San Diego: Reform rollback

The School Board has angered school leaders and the teachers union by eliminating the jobs of about 170 master teachers, who acted as coaches for classroom teachers and helped with lesson planning, according to the Feb. 10 San Diego Union-Tribune. The board also voted to scrap the positions of content administrators, who organized training and supervised teachers. Both positions were a key component of reforms championed by outgoing Supt. Alan Bersin, who sought to focus on improving teacher training and called the board’s decision a mistake. Teachers and principals said master teachers had helped to raise achievement, and some schools plan to continue paying for the positions with discretionary funds.
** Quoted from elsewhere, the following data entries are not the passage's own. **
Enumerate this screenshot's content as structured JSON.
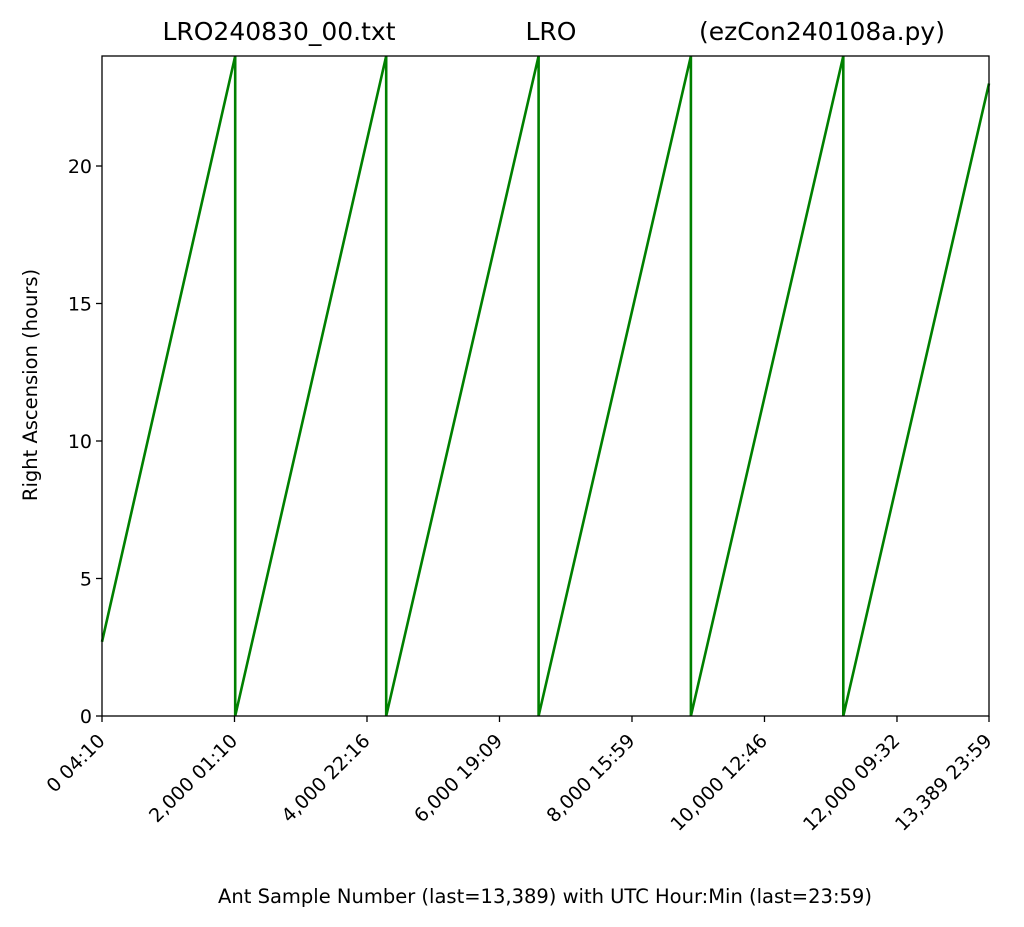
{
  "chart_data": {
    "type": "line",
    "title_parts": [
      "LRO240830_00.txt",
      "LRO",
      "(ezCon240108a.py)"
    ],
    "xlabel": "Ant Sample Number (last=13,389) with UTC Hour:Min (last=23:59)",
    "ylabel": "Right Ascension (hours)",
    "xlim": [
      0,
      13389
    ],
    "ylim": [
      0,
      24
    ],
    "grid": false,
    "x_ticks": [
      {
        "value": 0,
        "label": "0  04:10"
      },
      {
        "value": 2000,
        "label": "2,000  01:10"
      },
      {
        "value": 4000,
        "label": "4,000  22:16"
      },
      {
        "value": 6000,
        "label": "6,000  19:09"
      },
      {
        "value": 8000,
        "label": "8,000  15:59"
      },
      {
        "value": 10000,
        "label": "10,000  12:46"
      },
      {
        "value": 12000,
        "label": "12,000  09:32"
      },
      {
        "value": 13389,
        "label": "13,389  23:59"
      }
    ],
    "y_ticks": [
      {
        "value": 0,
        "label": "0"
      },
      {
        "value": 5,
        "label": "5"
      },
      {
        "value": 10,
        "label": "10"
      },
      {
        "value": 15,
        "label": "15"
      },
      {
        "value": 20,
        "label": "20"
      }
    ],
    "series": [
      {
        "color": "#008000",
        "x": [
          0,
          2010,
          2010,
          4290,
          4290,
          6590,
          6590,
          8890,
          8890,
          11190,
          11190,
          13389
        ],
        "y": [
          2.7,
          24,
          0,
          24,
          0,
          24,
          0,
          24,
          0,
          24,
          0,
          23
        ]
      }
    ]
  }
}
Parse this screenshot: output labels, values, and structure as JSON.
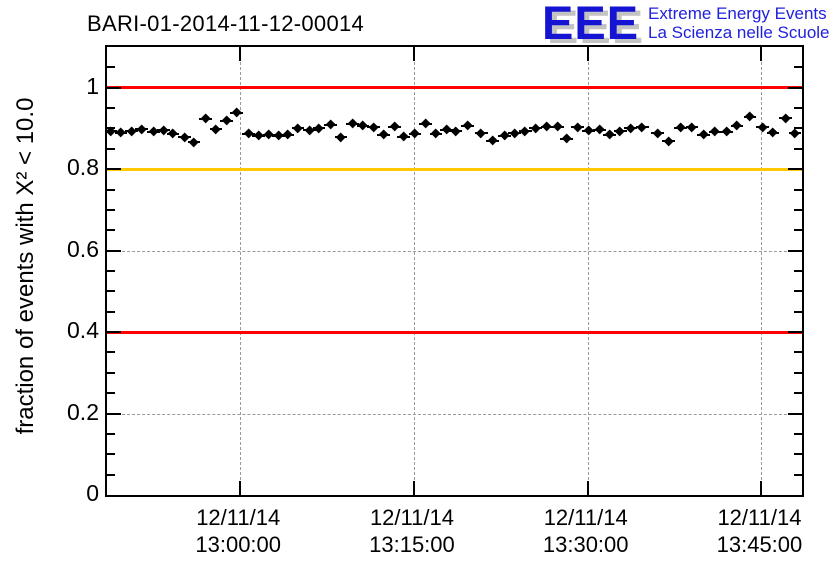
{
  "header": {
    "title": "BARI-01-2014-11-12-00014",
    "logo": {
      "acronym": "EEE",
      "line1": "Extreme Energy Events",
      "line2": "La Scienza nelle Scuole",
      "text_color": "#2121dd",
      "acronym_color": "#1414d2",
      "shadow_color": "#c3c3c3"
    }
  },
  "chart_data": {
    "type": "scatter",
    "title": "BARI-01-2014-11-12-00014",
    "xlabel": "",
    "ylabel": "fraction of events with X² < 10.0",
    "x_unit": "minutes relative to 12/11/14 13:00:00",
    "x_range": [
      -11.5,
      48.5
    ],
    "y_range": [
      0,
      1.1
    ],
    "grid": "dashed gray lines at major ticks, mirrored inward ticks on all four sides",
    "legend": "none",
    "y_tick_values": [
      0,
      0.2,
      0.4,
      0.6,
      0.8,
      1.0
    ],
    "y_tick_labels": [
      "0",
      "0.2",
      "0.4",
      "0.6",
      "0.8",
      "1"
    ],
    "y_minor_step": 0.05,
    "x_ticks": [
      {
        "minutes": 0,
        "date": "12/11/14",
        "time": "13:00:00"
      },
      {
        "minutes": 15,
        "date": "12/11/14",
        "time": "13:15:00"
      },
      {
        "minutes": 30,
        "date": "12/11/14",
        "time": "13:30:00"
      },
      {
        "minutes": 45,
        "date": "12/11/14",
        "time": "13:45:00"
      }
    ],
    "reference_lines": [
      {
        "y": 1.0,
        "color": "#ff0000"
      },
      {
        "y": 0.8,
        "color": "#ffc800"
      },
      {
        "y": 0.4,
        "color": "#ff0000"
      }
    ],
    "marker": {
      "shape": "diamond",
      "color": "#000000",
      "x_error_minutes": 0.55
    },
    "series": [
      {
        "name": "fraction of events with X² < 10.0",
        "points": [
          [
            -11.2,
            0.893
          ],
          [
            -10.3,
            0.889
          ],
          [
            -9.4,
            0.893
          ],
          [
            -8.5,
            0.898
          ],
          [
            -7.5,
            0.892
          ],
          [
            -6.6,
            0.895
          ],
          [
            -5.8,
            0.886
          ],
          [
            -4.8,
            0.878
          ],
          [
            -4.0,
            0.866
          ],
          [
            -3.0,
            0.923
          ],
          [
            -2.1,
            0.898
          ],
          [
            -1.2,
            0.919
          ],
          [
            -0.3,
            0.938
          ],
          [
            0.7,
            0.886
          ],
          [
            1.6,
            0.882
          ],
          [
            2.5,
            0.885
          ],
          [
            3.3,
            0.881
          ],
          [
            4.1,
            0.884
          ],
          [
            5.0,
            0.9
          ],
          [
            6.0,
            0.895
          ],
          [
            6.8,
            0.9
          ],
          [
            7.8,
            0.908
          ],
          [
            8.7,
            0.878
          ],
          [
            9.7,
            0.911
          ],
          [
            10.6,
            0.907
          ],
          [
            11.5,
            0.903
          ],
          [
            12.4,
            0.885
          ],
          [
            13.3,
            0.904
          ],
          [
            14.1,
            0.88
          ],
          [
            15.1,
            0.887
          ],
          [
            16.0,
            0.911
          ],
          [
            16.9,
            0.887
          ],
          [
            17.8,
            0.897
          ],
          [
            18.6,
            0.893
          ],
          [
            19.6,
            0.906
          ],
          [
            20.8,
            0.888
          ],
          [
            21.8,
            0.87
          ],
          [
            22.8,
            0.882
          ],
          [
            23.7,
            0.888
          ],
          [
            24.6,
            0.893
          ],
          [
            25.5,
            0.9
          ],
          [
            26.5,
            0.904
          ],
          [
            27.4,
            0.904
          ],
          [
            28.2,
            0.874
          ],
          [
            29.1,
            0.903
          ],
          [
            30.1,
            0.894
          ],
          [
            31.0,
            0.896
          ],
          [
            31.9,
            0.884
          ],
          [
            32.8,
            0.893
          ],
          [
            33.7,
            0.9
          ],
          [
            34.7,
            0.903
          ],
          [
            36.0,
            0.888
          ],
          [
            37.0,
            0.868
          ],
          [
            38.0,
            0.901
          ],
          [
            39.0,
            0.903
          ],
          [
            40.0,
            0.884
          ],
          [
            41.0,
            0.892
          ],
          [
            42.0,
            0.892
          ],
          [
            42.9,
            0.906
          ],
          [
            44.0,
            0.928
          ],
          [
            45.1,
            0.903
          ],
          [
            46.0,
            0.89
          ],
          [
            47.1,
            0.925
          ],
          [
            47.9,
            0.888
          ]
        ]
      }
    ]
  }
}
The board created positions for “academic support teachers” who will work only in low-income schools, primarily teaching small groups of low-achieving youngsters.

New York: Billions for schools

A judge has put a multi-billion-dollar price tag on improving education in the city’s schools, ordering that $5.6 billion be spent every year to insure that children receive the ‘sound education’ guaranteed by the state constitution, according to the Feb. 15 New York Times. The judge, who has been overseeing a long-running lawsuit over school funding in the city, also ruled that an additional $9.2 billion be spent over the next five years to reduce class sizes, relieve overcrowding, update laboratories and libraries and other improve schools. The legislature will decide how the state and the city should share the burden of the costs.